To be fair, not all of it was the dry, technical stuff. In fact, I loved the level of world-building Kyle’s perspective provided, especially the descriptions of the planet’s wildlife. Hella’s gravity is much lower that Earth’s, allowing its creatures to grow to gargantuan proportions. Huge dinosaur-like animals roam the its surface, while its trees can reach over a mile high. These were the details that fascinated me in Kyle’s archives, as well as facts about the world’s harsh weather patterns, like the extreme seasonal changes which force the colonists to move back and forth between winter and summer outposts.
Of course, I would have preferred all this to be presented in a more engaging manner, but since we were seeing through Kyle’s eyes, I understood why the delivery had to be more clear-cut, pragmatic, and to the point. While it was good to have a perspective from a “neuro-atypical” and “emotionally challenged” character, and Gerrold certainly went all in with the characterization, having Kyle as our protagonist actually ended up being a double-edged sword because it made the narrative feel a little stiff and bland.
Still, I did mention earlier that there was an action-thriller side to Hella, which came through near the end when the focus of the story shifts towards its political conspiracy plotline. Kyle’s character arc also became more personal. I’ll be honest, this felt like a breath of fresh air and a nice change of pace after all the info dumping and reams of pedantic societal commentary that we had to slog through to reach this point. It’s just a shame that the excitement came a little too late.

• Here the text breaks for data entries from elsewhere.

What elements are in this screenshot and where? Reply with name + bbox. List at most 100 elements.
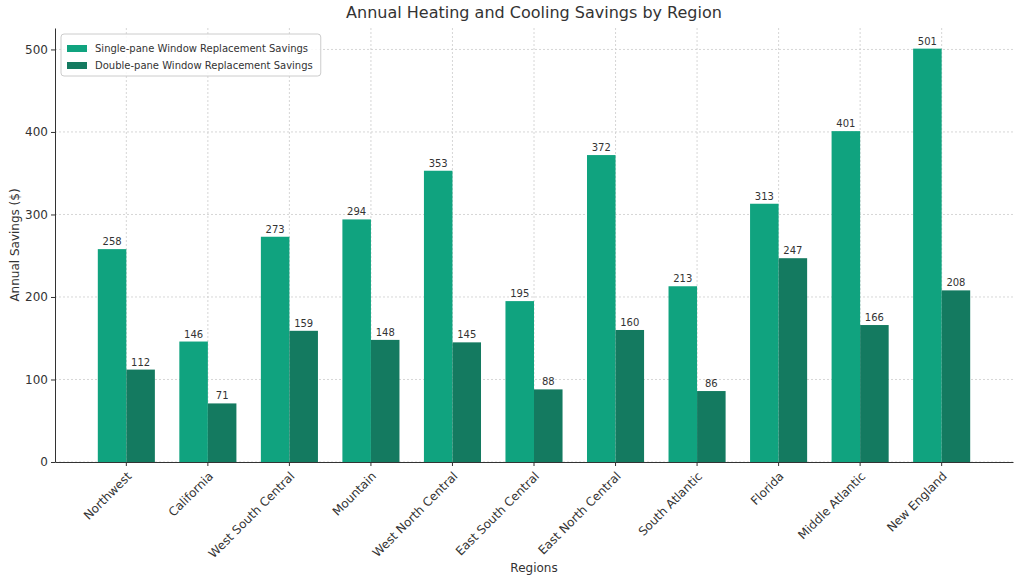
tick-mark [51,132,55,133]
tick-mark [370,462,371,466]
data-label: 86 [705,378,718,389]
legend-label: Double-pane Window Replacement Savings [95,60,313,71]
tick-mark [778,462,779,466]
data-label: 353 [429,158,448,169]
tick-label: Florida [748,469,787,508]
x-axis-title: Regions [510,561,557,575]
data-label: 195 [510,288,529,299]
bar [208,403,237,462]
tick-label: East South Central [453,469,542,558]
tick-mark [860,462,861,466]
bar [860,325,889,462]
data-label: 273 [266,224,285,235]
title: Annual Heating and Cooling Savings by Re… [346,3,722,22]
data-label: 71 [216,390,229,401]
data-label: 160 [620,317,639,328]
tick: 500 [25,43,55,57]
data-label: 88 [542,376,555,387]
data-label: 159 [294,318,313,329]
bar [452,342,481,462]
bar [179,342,208,462]
data-label: 501 [918,36,937,47]
tick: Northwest [81,462,135,523]
bar-series [126,258,970,462]
data-label: 213 [673,273,692,284]
bar [261,237,290,462]
legend-key [67,62,87,69]
tick-mark [51,214,55,215]
tick-label: Northwest [81,469,135,523]
tick: 300 [25,208,55,222]
tick-label: 200 [25,290,48,304]
tick-mark [289,462,290,466]
legend: Single-pane Window Replacement Savings Do… [61,34,321,76]
tick-mark [452,462,453,466]
tick-mark [51,297,55,298]
bar [126,370,155,462]
tick: 100 [25,373,55,387]
data-label: 294 [347,206,366,217]
bar [289,331,318,462]
tick-label: Middle Atlantic [795,469,868,542]
bar [942,290,971,462]
grid [55,28,1013,462]
tick-mark [51,379,55,380]
bar [616,330,645,462]
grid-line [55,214,1013,215]
tick: West South Central [206,462,298,561]
chart: 258 146 273 294 353 195 372 213 313 401 501 112 71 15… [0,0,1024,585]
data-label: 112 [131,357,150,368]
bars [98,49,970,462]
tick-mark [51,49,55,50]
tick: 400 [25,125,55,139]
bar [669,286,698,462]
tick-label: 0 [40,455,48,469]
data-label: 313 [755,191,774,202]
bar [750,204,779,462]
bar [98,249,127,462]
tick-label: 400 [25,125,48,139]
legend-frame [61,34,321,76]
legend-key [67,45,87,52]
tick: 200 [25,290,55,304]
tick-label: West South Central [206,469,298,561]
tick-label: 300 [25,208,48,222]
tick: Middle Atlantic [795,462,868,542]
tick: California [166,462,216,519]
tick-label: California [166,469,216,519]
tick-mark [697,462,698,466]
tick-mark [534,462,535,466]
tick-label: South Atlantic [636,469,706,539]
y-axis-title: Annual Savings ($) [8,188,22,301]
axis-line [55,29,56,463]
bar [342,219,371,462]
tick-label: 500 [25,43,48,57]
y-axis: 0 100 200 300 400 500 [25,29,55,470]
tick-label: 100 [25,373,48,387]
data-label: 166 [865,312,884,323]
tick: 0 [40,455,55,469]
data-label: 247 [783,245,802,256]
legend-label: Single-pane Window Replacement Savings [95,43,308,54]
tick-mark [941,462,942,466]
tick-label: West North Central [370,469,461,560]
tick: Mountain [330,462,379,519]
data-labels: 258 146 273 294 353 195 372 213 313 401 501 112 71 15… [103,36,966,402]
bar [534,389,563,462]
data-label: 258 [103,236,122,247]
tick: East North Central [535,462,623,557]
data-label: 148 [376,327,395,338]
tick-label: East North Central [535,469,623,557]
bar [424,171,453,462]
tick: Florida [748,462,787,508]
tick-label: New England [884,469,950,535]
tick-mark [51,462,55,463]
data-label: 401 [836,118,855,129]
bar-series [98,49,942,462]
data-label: 146 [184,329,203,340]
tick-mark [615,462,616,466]
data-label: 372 [592,142,611,153]
data-label: 208 [946,277,965,288]
bar [779,258,808,462]
bar [505,301,534,462]
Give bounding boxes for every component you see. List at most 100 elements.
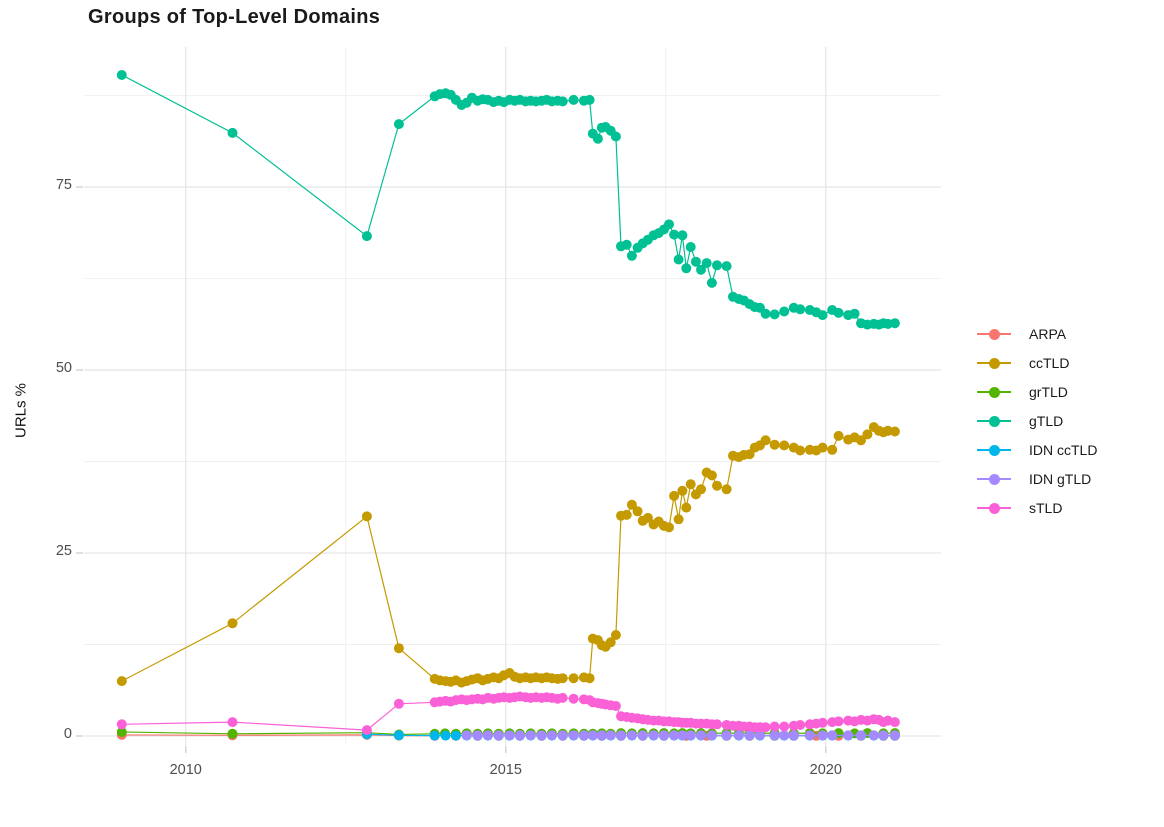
data-point-gtld xyxy=(701,258,712,269)
data-point-cctld xyxy=(817,442,828,453)
data-point-gtld xyxy=(817,310,828,321)
data-point-idn-gtld xyxy=(546,730,557,741)
data-point-cctld xyxy=(621,509,632,520)
legend-label: ARPA xyxy=(1029,325,1067,342)
legend-dot-icon xyxy=(989,502,1000,514)
data-point-stld xyxy=(712,719,722,730)
chart-title: Groups of Top-Level Domains xyxy=(88,6,381,28)
legend-label: gTLD xyxy=(1029,412,1064,429)
data-point-idn-cctld xyxy=(440,730,451,741)
data-point-cctld xyxy=(681,502,692,513)
data-point-gtld xyxy=(849,308,860,319)
data-point-stld xyxy=(610,701,621,711)
data-point-stld xyxy=(393,698,404,709)
data-point-idn-cctld xyxy=(393,730,404,741)
data-point-idn-gtld xyxy=(616,730,626,741)
data-point-idn-gtld xyxy=(733,730,744,741)
data-point-gtld xyxy=(690,256,701,267)
y-axis-title: URLs % xyxy=(12,383,30,439)
series-points-gtld xyxy=(116,70,900,330)
data-point-cctld xyxy=(393,643,404,654)
legend-label: IDN gTLD xyxy=(1029,470,1092,487)
data-point-gtld xyxy=(677,230,688,241)
data-point-cctld xyxy=(856,435,866,446)
legend-dot-icon xyxy=(989,328,1000,340)
legend-dot-icon xyxy=(989,415,1000,427)
data-point-idn-gtld xyxy=(596,730,607,741)
y-tick-label: 0 xyxy=(63,725,72,742)
legend: ARPA ccTLD grTLD gTLD IDN ccTLD IDN gTLD sTLD xyxy=(977,319,1097,522)
legend-label: IDN ccTLD xyxy=(1029,441,1098,458)
data-point-cctld xyxy=(610,630,621,640)
data-point-cctld xyxy=(889,426,900,437)
data-point-cctld xyxy=(557,673,568,684)
data-point-idn-gtld xyxy=(843,730,854,741)
data-point-cctld xyxy=(605,637,616,648)
legend-item-idn-cctld: IDN ccTLD xyxy=(977,435,1097,464)
data-point-idn-gtld xyxy=(868,730,879,741)
data-point-idn-cctld xyxy=(429,730,440,741)
data-point-gtld xyxy=(685,242,696,252)
data-point-gtld xyxy=(721,261,732,272)
data-point-gtld xyxy=(669,229,680,240)
data-point-idn-gtld xyxy=(587,730,598,741)
data-point-idn-gtld xyxy=(578,730,589,741)
data-point-cctld xyxy=(769,439,780,450)
data-point-idn-gtld xyxy=(721,730,732,741)
data-point-idn-gtld xyxy=(669,730,680,741)
legend-dot-icon xyxy=(989,473,1000,485)
y-tick-label: 25 xyxy=(55,543,72,559)
data-point-gtld xyxy=(584,94,595,105)
data-point-gtld xyxy=(673,254,684,265)
data-point-stld xyxy=(795,720,806,730)
data-point-stld xyxy=(557,692,568,703)
data-point-idn-gtld xyxy=(482,730,493,741)
legend-item-gtld: gTLD xyxy=(977,406,1097,435)
data-point-stld xyxy=(889,717,900,728)
data-point-idn-gtld xyxy=(788,730,799,741)
data-point-gtld xyxy=(760,308,771,319)
data-point-cctld xyxy=(833,430,844,441)
data-point-stld xyxy=(833,716,844,727)
legend-key-icon-idn-cctld xyxy=(977,444,1011,456)
data-point-idn-gtld xyxy=(648,730,659,741)
y-tick-label: 50 xyxy=(55,360,72,376)
data-point-gtld xyxy=(779,306,790,317)
data-point-idn-gtld xyxy=(504,730,515,741)
data-point-cctld xyxy=(779,440,790,451)
data-point-idn-gtld xyxy=(685,730,696,741)
data-point-idn-gtld xyxy=(461,730,472,741)
legend-label: sTLD xyxy=(1029,499,1063,516)
x-tick-label: 2010 xyxy=(169,762,202,778)
data-point-gtld xyxy=(557,96,568,107)
data-point-cctld xyxy=(632,506,643,517)
data-point-cctld xyxy=(568,673,579,684)
data-point-stld xyxy=(817,717,828,728)
data-point-cctld xyxy=(696,484,706,495)
data-point-cctld xyxy=(361,511,372,522)
legend-dot-icon xyxy=(989,357,1000,369)
data-point-idn-gtld xyxy=(677,730,688,741)
data-point-stld xyxy=(779,721,790,732)
data-point-stld xyxy=(769,721,780,732)
legend-key-icon-idn-gtld xyxy=(977,473,1011,485)
data-point-idn-gtld xyxy=(557,730,568,741)
data-point-idn-gtld xyxy=(626,730,637,741)
data-point-cctld xyxy=(712,480,722,491)
y-tick-label: 75 xyxy=(55,177,72,194)
data-point-idn-gtld xyxy=(525,730,536,741)
data-point-idn-gtld xyxy=(536,730,547,741)
legend-key-icon-gtld xyxy=(977,415,1011,427)
legend-dot-icon xyxy=(989,386,1000,398)
legend-key-icon-grtld xyxy=(977,386,1011,398)
legend-key-icon-cctld xyxy=(977,357,1011,369)
data-point-idn-gtld xyxy=(514,730,525,741)
data-point-idn-gtld xyxy=(568,730,579,741)
data-point-idn-gtld xyxy=(754,730,765,741)
data-point-cctld xyxy=(721,484,732,495)
data-point-stld xyxy=(568,693,579,704)
data-point-cctld xyxy=(584,673,595,684)
data-point-idn-gtld xyxy=(706,730,717,741)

All in all, I guess you could say Hella was a somewhat frustrating read. There were probably as many ups as there were downs, but it did end on a high note, which was a plus. I’m also happy that I got to listen to this book in audio, because I have a feeling the print experience would have been a struggle. As the audiobook’s narrator, Travis Baldree’s voicework gave Kyle’s matter-of-fact words some life and personality, at least. Overall, he did a great job and delivered a strong performance.